An dieser Stelle befand sich ursprünglich ein natürlicher Teich, der von einem kleinen Bach aus den Hügeln von Montreuil gespeist wurde und im Mittelalter als Fischteich genutzt wurde. Im 18. Jahrhundert wurde er zugeschüttet, und der heutige See wurde 1860 im Rahmen der Umgestaltung des Bois de Vincennes zu einem Volkspark angelegt.
Der Name des Sees verweist auf die benachbarte Gemeinde Saint-Mandé, die das Gewässer sogar in ihr Wappen aufgenommen hat. Auf dem Wappen sind drei silberne Wellenlinien zu sehen, die das Wasser symbolisieren.

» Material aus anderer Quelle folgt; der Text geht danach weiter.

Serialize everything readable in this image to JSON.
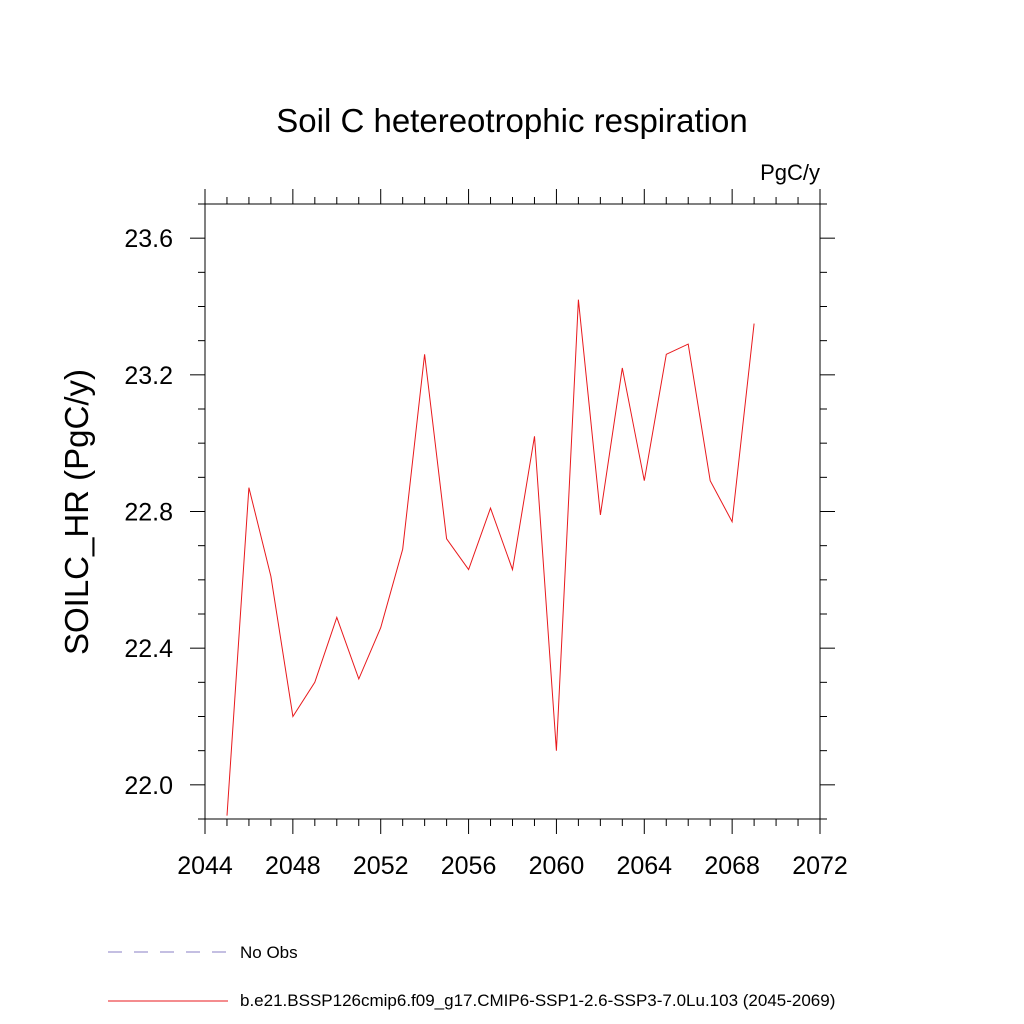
{
  "chart_data": {
    "type": "line",
    "title": "Soil C hetereotrophic respiration",
    "units": "PgC/y",
    "xlabel": "",
    "ylabel": "SOILC_HR  (PgC/y)",
    "xlim": [
      2044,
      2072
    ],
    "ylim": [
      21.9,
      23.7
    ],
    "xticks": [
      "2044",
      "2048",
      "2052",
      "2056",
      "2060",
      "2064",
      "2068",
      "2072"
    ],
    "yticks": [
      "22.0",
      "22.4",
      "22.8",
      "23.2",
      "23.6"
    ],
    "grid": false,
    "legend_position": "bottom",
    "series": [
      {
        "name": "b.e21.BSSP126cmip6.f09_g17.CMIP6-SSP1-2.6-SSP3-7.0Lu.103 (2045-2069)",
        "color": "#e8191c",
        "style": "solid",
        "x": [
          2045,
          2046,
          2047,
          2048,
          2049,
          2050,
          2051,
          2052,
          2053,
          2054,
          2055,
          2056,
          2057,
          2058,
          2059,
          2060,
          2061,
          2062,
          2063,
          2064,
          2065,
          2066,
          2067,
          2068,
          2069
        ],
        "y": [
          21.91,
          22.87,
          22.61,
          22.2,
          22.3,
          22.49,
          22.31,
          22.46,
          22.69,
          23.26,
          22.72,
          22.63,
          22.81,
          22.63,
          23.02,
          22.1,
          23.42,
          22.79,
          23.22,
          22.89,
          23.26,
          23.29,
          22.89,
          22.77,
          23.35
        ]
      }
    ],
    "legend": [
      {
        "label": "No Obs",
        "color": "#8a7fc4",
        "style": "dashed"
      },
      {
        "label": "b.e21.BSSP126cmip6.f09_g17.CMIP6-SSP1-2.6-SSP3-7.0Lu.103 (2045-2069)",
        "color": "#e8191c",
        "style": "solid"
      }
    ]
  }
}
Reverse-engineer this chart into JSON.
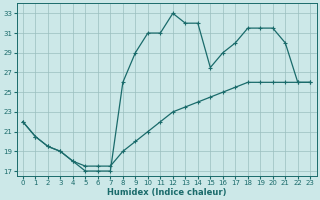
{
  "xlabel": "Humidex (Indice chaleur)",
  "bg_color": "#cce8e8",
  "grid_color": "#9bbfbf",
  "line_color": "#1a6b6b",
  "marker": "+",
  "xlim": [
    -0.5,
    23.5
  ],
  "ylim": [
    16.5,
    34
  ],
  "xticks": [
    0,
    1,
    2,
    3,
    4,
    5,
    6,
    7,
    8,
    9,
    10,
    11,
    12,
    13,
    14,
    15,
    16,
    17,
    18,
    19,
    20,
    21,
    22,
    23
  ],
  "yticks": [
    17,
    19,
    21,
    23,
    25,
    27,
    29,
    31,
    33
  ],
  "line1_x": [
    0,
    1,
    2,
    3,
    4,
    5,
    6,
    7,
    8,
    9,
    10,
    11,
    12,
    13,
    14,
    15,
    16,
    17,
    18,
    19,
    20,
    21,
    22,
    23
  ],
  "line1_y": [
    22,
    20.5,
    19.5,
    19,
    18,
    17,
    17,
    17,
    26,
    29,
    31,
    31,
    33,
    32,
    32,
    27.5,
    29,
    30,
    31.5,
    31.5,
    31.5,
    30,
    26,
    26
  ],
  "line2_x": [
    0,
    1,
    2,
    3,
    4,
    5,
    6,
    7,
    8,
    9,
    10,
    11,
    12,
    13,
    14,
    15,
    16,
    17,
    18,
    19,
    20,
    21,
    22,
    23
  ],
  "line2_y": [
    22,
    20.5,
    19.5,
    19,
    18,
    17.5,
    17.5,
    17.5,
    19,
    20,
    21,
    22,
    23,
    23.5,
    24,
    24.5,
    25,
    25.5,
    26,
    26,
    26,
    26,
    26,
    26
  ]
}
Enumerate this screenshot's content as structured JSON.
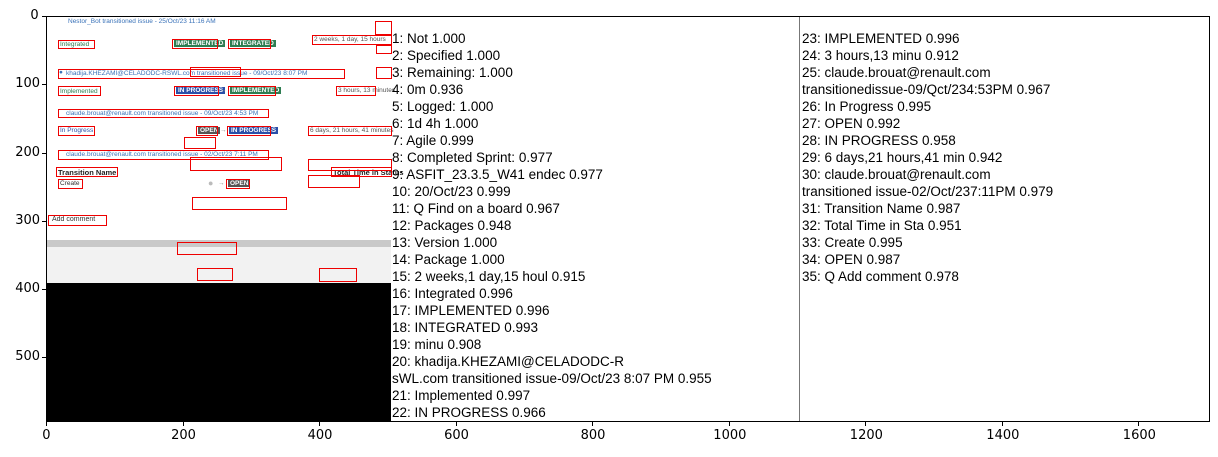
{
  "axes": {
    "x_ticks": [
      "0",
      "200",
      "400",
      "600",
      "800",
      "1000",
      "1200",
      "1400",
      "1600"
    ],
    "y_ticks": [
      "0",
      "100",
      "200",
      "300",
      "400",
      "500"
    ]
  },
  "screenshot": {
    "activity1": "Nestor_Bot transitioned issue - 25/Oct/23 11:16 AM",
    "from1": "Integrated",
    "lozenge1a": "IMPLEMENTED",
    "lozenge1b": "INTEGRATED",
    "dur1": "2 weeks, 1 day, 15 hours",
    "activity2": "khadija.KHEZAMI@CELADODC-RSWL.com transitioned issue - 09/Oct/23 8:07 PM",
    "from2": "Implemented",
    "lozenge2a": "IN PROGRESS",
    "lozenge2b": "IMPLEMENTED",
    "dur2": "3 hours, 13 minutes",
    "activity3": "claude.brouat@renault.com transitioned issue - 09/Oct/23 4:53 PM",
    "from3": "In Progress",
    "lozenge3a": "OPEN",
    "lozenge3b": "IN PROGRESS",
    "dur3": "6 days, 21 hours, 41 minutes",
    "activity4": "claude.brouat@renault.com transitioned issue - 02/Oct/23 7:11 PM",
    "col_transition": "Transition Name",
    "col_total": "Total Time in Status",
    "create_label": "Create",
    "lozenge4": "OPEN",
    "add_comment": "Add comment"
  },
  "ocr_col1": [
    "1: Not   1.000",
    "2: Specified   1.000",
    "3: Remaining:   1.000",
    "4: 0m   0.936",
    "5: Logged:   1.000",
    "6: 1d 4h   1.000",
    "7: Agile   0.999",
    "8: Completed Sprint:   0.977",
    "9: ASFIT_23.3.5_W41 endec   0.977",
    "10: 20/Oct/23   0.999",
    "11: Q Find on a board   0.967",
    "12:  Packages   0.948",
    "13: Version   1.000",
    "14: Package   1.000",
    "15: 2 weeks,1 day,15 houl   0.915",
    "16: Integrated   0.996",
    "17: IMPLEMENTED   0.996",
    "18: INTEGRATED   0.993",
    "19: minu   0.908",
    "20: khadija.KHEZAMI@CELADODC-R",
    "  sWL.com transitioned issue-09/Oct/23 8:07 PM   0.955",
    "21: Implemented   0.997",
    "22: IN PROGRESS   0.966"
  ],
  "ocr_col2": [
    "23: IMPLEMENTED   0.996",
    "24: 3 hours,13 minu   0.912",
    "25:  claude.brouat@renault.com",
    "  transitionedissue-09/Qct/234:53PM   0.967",
    "26: In Progress   0.995",
    "27: OPEN   0.992",
    "28: IN PROGRESS   0.958",
    "29: 6 days,21 hours,41 min   0.942",
    "30: claude.brouat@renault.com",
    "  transitioned issue-02/Oct/237:11PM   0.979",
    "31: Transition Name   0.987",
    "32: Total Time in Sta   0.951",
    "33: Create   0.995",
    "34: OPEN   0.987",
    "35: Q Add comment   0.978"
  ],
  "colors": {
    "box": "#e00000",
    "link": "#3b73b9",
    "lozenge_green": "#2e7d52",
    "lozenge_blue": "#2a4fa8"
  }
}
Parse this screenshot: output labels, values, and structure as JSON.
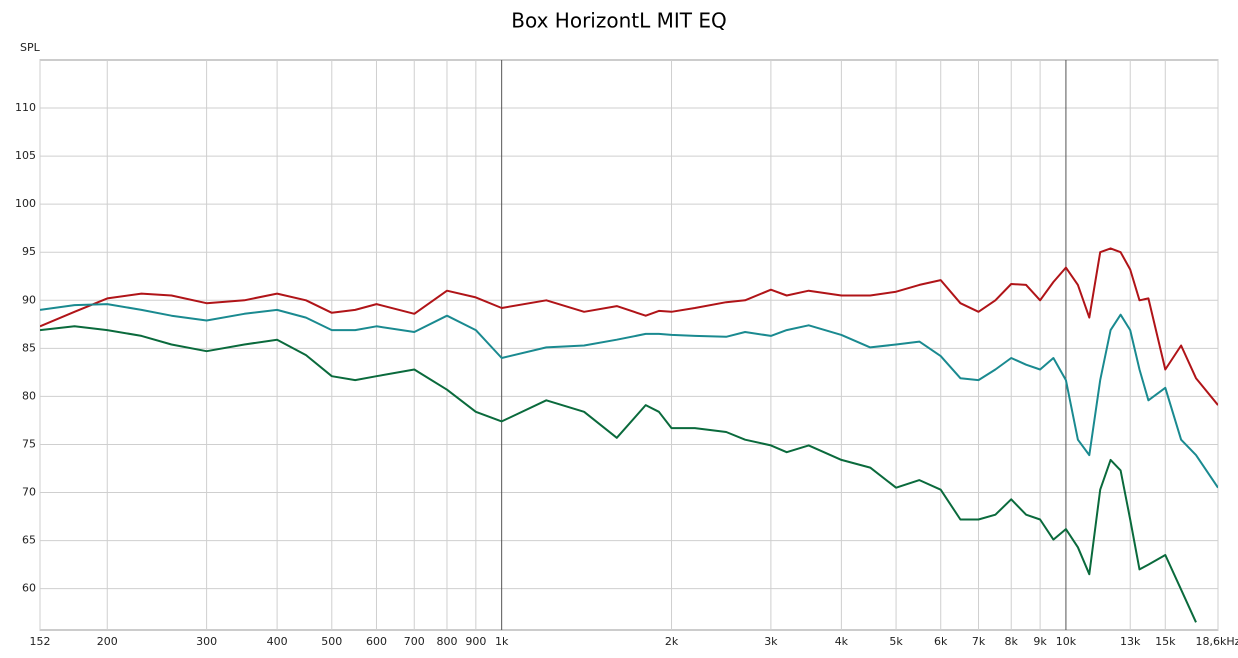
{
  "chart_data": {
    "type": "line",
    "title": "Box HorizontL MIT EQ",
    "y_label": "SPL",
    "x_scale": "log",
    "grid": true,
    "xlim": [
      152,
      18600
    ],
    "ylim": [
      55.7,
      115
    ],
    "xticks": [
      152,
      200,
      300,
      400,
      500,
      600,
      700,
      800,
      900,
      {
        "value": 1000,
        "label": "1k"
      },
      {
        "value": 2000,
        "label": "2k"
      },
      {
        "value": 3000,
        "label": "3k"
      },
      {
        "value": 4000,
        "label": "4k"
      },
      {
        "value": 5000,
        "label": "5k"
      },
      {
        "value": 6000,
        "label": "6k"
      },
      {
        "value": 7000,
        "label": "7k"
      },
      {
        "value": 8000,
        "label": "8k"
      },
      {
        "value": 9000,
        "label": "9k"
      },
      {
        "value": 10000,
        "label": "10k"
      },
      {
        "value": 13000,
        "label": "13k"
      },
      {
        "value": 15000,
        "label": "15k"
      },
      {
        "value": 18600,
        "label": "18,6kHz"
      }
    ],
    "yticks": [
      60,
      65,
      70,
      75,
      80,
      85,
      90,
      95,
      100,
      105,
      110
    ],
    "x": [
      152,
      175,
      200,
      230,
      260,
      300,
      350,
      400,
      450,
      500,
      550,
      600,
      700,
      800,
      900,
      1000,
      1200,
      1400,
      1600,
      1800,
      1900,
      2000,
      2200,
      2500,
      2700,
      3000,
      3200,
      3500,
      4000,
      4500,
      5000,
      5500,
      6000,
      6500,
      7000,
      7500,
      8000,
      8500,
      9000,
      9500,
      10000,
      10500,
      11000,
      11500,
      12000,
      12500,
      13000,
      13500,
      14000,
      15000,
      16000,
      17000,
      18600
    ],
    "series": [
      {
        "color": "#b01418",
        "values": [
          87.3,
          88.8,
          90.2,
          90.7,
          90.5,
          89.7,
          90.0,
          90.7,
          90.0,
          88.7,
          89.0,
          89.6,
          88.6,
          91.0,
          90.3,
          89.2,
          90.0,
          88.8,
          89.4,
          88.4,
          88.9,
          88.8,
          89.2,
          89.8,
          90.0,
          91.1,
          90.5,
          91.0,
          90.5,
          90.5,
          90.9,
          91.6,
          92.1,
          89.7,
          88.8,
          90.0,
          91.7,
          91.6,
          90.0,
          91.9,
          93.4,
          91.6,
          88.2,
          95.0,
          95.4,
          95.0,
          93.2,
          90.0,
          90.2,
          82.8,
          85.3,
          81.9,
          79.1
        ]
      },
      {
        "color": "#1a8a90",
        "values": [
          89.0,
          89.5,
          89.6,
          89.0,
          88.4,
          87.9,
          88.6,
          89.0,
          88.2,
          86.9,
          86.9,
          87.3,
          86.7,
          88.4,
          86.9,
          84.0,
          85.1,
          85.3,
          85.9,
          86.5,
          86.5,
          86.4,
          86.3,
          86.2,
          86.7,
          86.3,
          86.9,
          87.4,
          86.4,
          85.1,
          85.4,
          85.7,
          84.2,
          81.9,
          81.7,
          82.8,
          84.0,
          83.3,
          82.8,
          84.0,
          81.7,
          75.5,
          73.9,
          81.7,
          86.9,
          88.5,
          86.9,
          82.8,
          79.6,
          80.9,
          75.5,
          73.9,
          70.5
        ]
      },
      {
        "color": "#0a6a3c",
        "values": [
          86.9,
          87.3,
          86.9,
          86.3,
          85.4,
          84.7,
          85.4,
          85.9,
          84.3,
          82.1,
          81.7,
          82.1,
          82.8,
          80.7,
          78.4,
          77.4,
          79.6,
          78.4,
          75.7,
          79.1,
          78.4,
          76.7,
          76.7,
          76.3,
          75.5,
          74.9,
          74.2,
          74.9,
          73.4,
          72.6,
          70.5,
          71.3,
          70.3,
          67.2,
          67.2,
          67.7,
          69.3,
          67.7,
          67.2,
          65.1,
          66.2,
          64.3,
          61.5,
          70.3,
          73.4,
          72.3,
          67.2,
          62.0,
          62.5,
          63.5,
          59.9,
          56.5,
          null
        ]
      }
    ]
  }
}
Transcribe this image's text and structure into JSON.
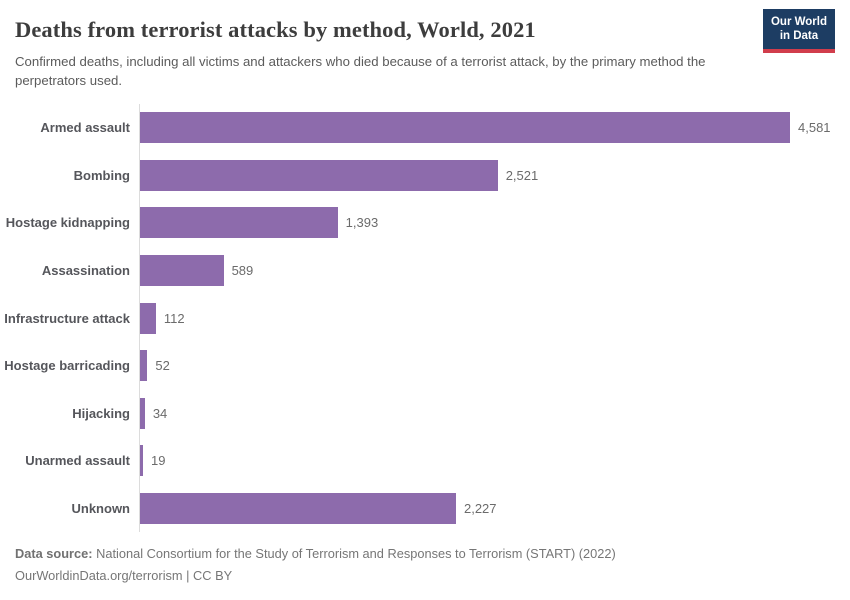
{
  "header": {
    "title": "Deaths from terrorist attacks by method, World, 2021",
    "subtitle": "Confirmed deaths, including all victims and attackers who died because of a terrorist attack, by the primary method the perpetrators used.",
    "logo": {
      "line1": "Our World",
      "line2": "in Data"
    }
  },
  "chart_data": {
    "type": "bar",
    "orientation": "horizontal",
    "title": "Deaths from terrorist attacks by method, World, 2021",
    "xlabel": "",
    "ylabel": "",
    "grid": false,
    "legend": false,
    "x_scale_max": 4581,
    "categories": [
      "Armed assault",
      "Bombing",
      "Hostage kidnapping",
      "Assassination",
      "Infrastructure attack",
      "Hostage barricading",
      "Hijacking",
      "Unarmed assault",
      "Unknown"
    ],
    "values": [
      4581,
      2521,
      1393,
      589,
      112,
      52,
      34,
      19,
      2227
    ],
    "value_labels": [
      "4,581",
      "2,521",
      "1,393",
      "589",
      "112",
      "52",
      "34",
      "19",
      "2,227"
    ]
  },
  "footer": {
    "source_label": "Data source:",
    "source_text": " National Consortium for the Study of Terrorism and Responses to Terrorism (START) (2022)",
    "attribution": "OurWorldinData.org/terrorism | CC BY"
  },
  "colors": {
    "bar": "#8d6bac",
    "logo_background": "#1d3d63",
    "logo_stripe": "#d13d4c",
    "axis_line": "#dcdcdc"
  }
}
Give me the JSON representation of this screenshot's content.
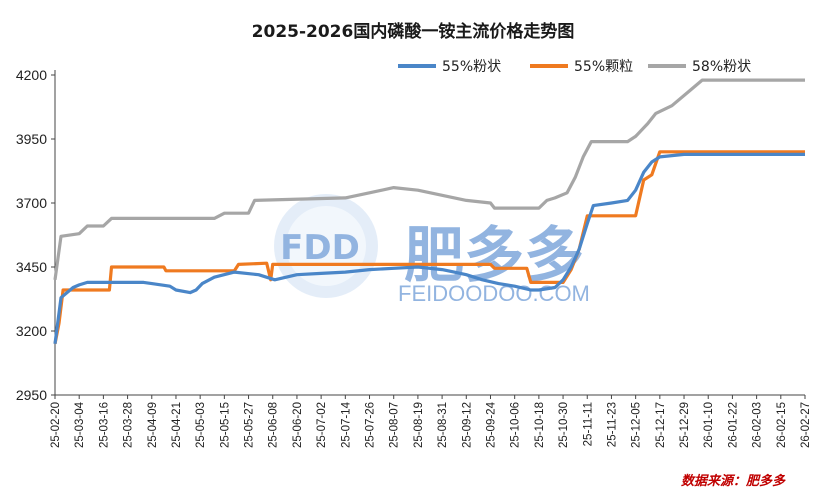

Der See ist ganzjährig frei zugänglich, und ein kurzer Rundweg führt in wenigen Minuten um das gesamte Ufer. Die nächste Metrostation ist Saint-Mandé an der Linie 1, und mehrere Buslinien halten ebenfalls in der Nähe.
1966 wurde im See eine Nanoplankton-Art entdeckt, die bis dahin noch nie beschrieben worden war, ein seltener Fund mitten in einer Großstadt. Die kleine Insel in der Seemitte ist für Besucher nicht zugänglich und dient Enten, Schwänen und anderen Wasservögeln als ungestörter Rückzugsort.